Neutrophils, an essential innate immune cell type with a short lifespan, rely on continuous replenishment from bone marrow (BM) precursors. Although it is established that neutrophils are derived from the granulocyte-macrophage progenitor (GMP), the molecular regulators involved in the differentiation process remain poorly understood. Here we developed a random forest-based machine-learning pipeline, NeuRGI (Neutrophil Regulatory Gene Identifier), which utilized Positive-Unlabeled Learning (PU-learning) and neural network-based in silico gene knockout to identify neutrophil regulators. We interrogated features including gene expression dynamics, physiological characteristics, pathological relatedness, and gene conservation for the model training.
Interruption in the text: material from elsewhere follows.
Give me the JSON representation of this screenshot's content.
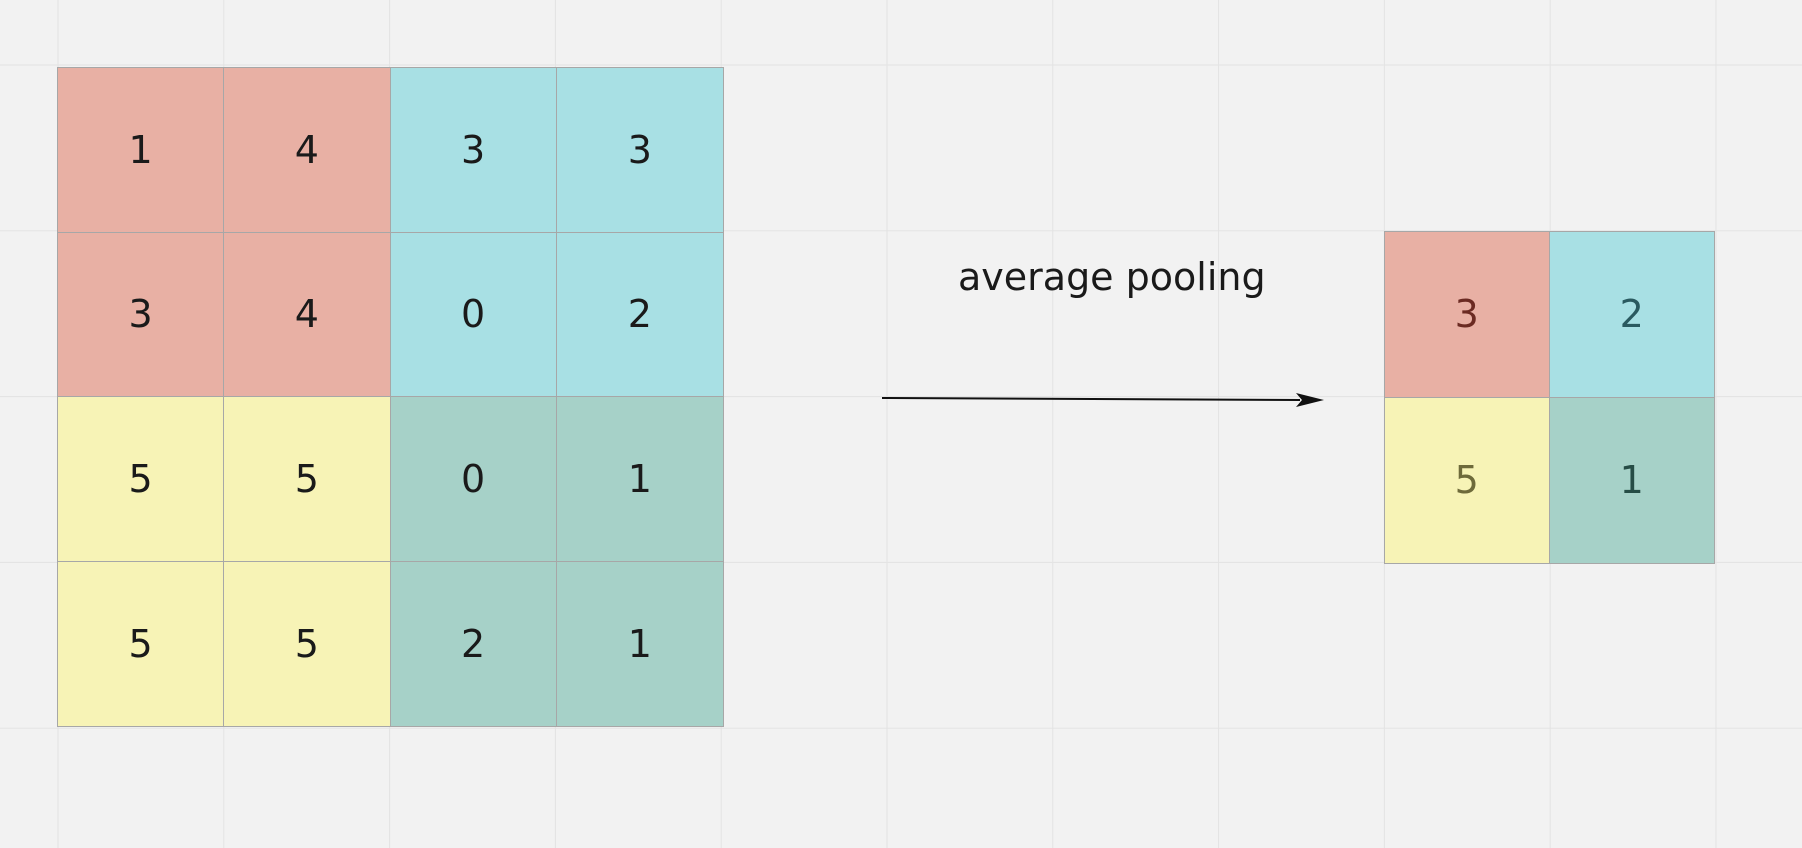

Our identified pipeline leads to identifying Mitogen-Activated Protein Kinase-4 (MAP4K4) as a novel neutrophil differentiation regulator. The loss of MAP4K4 in hematopoietic stem cells and progenitors in mice induced neutropenia and impeded the differentiation of neutrophils in the bone marrow. By modulating the phosphorylation level of proteins involved in cell apoptosis, such as STAT5A, MAP4K4 delicately regulates cell apoptosis during the process of neutrophil differentiation. Our work presents a novel regulatory mechanism in neutrophil differentiation and provides a robust prediction model that can be applied to other cellular differentiation processes.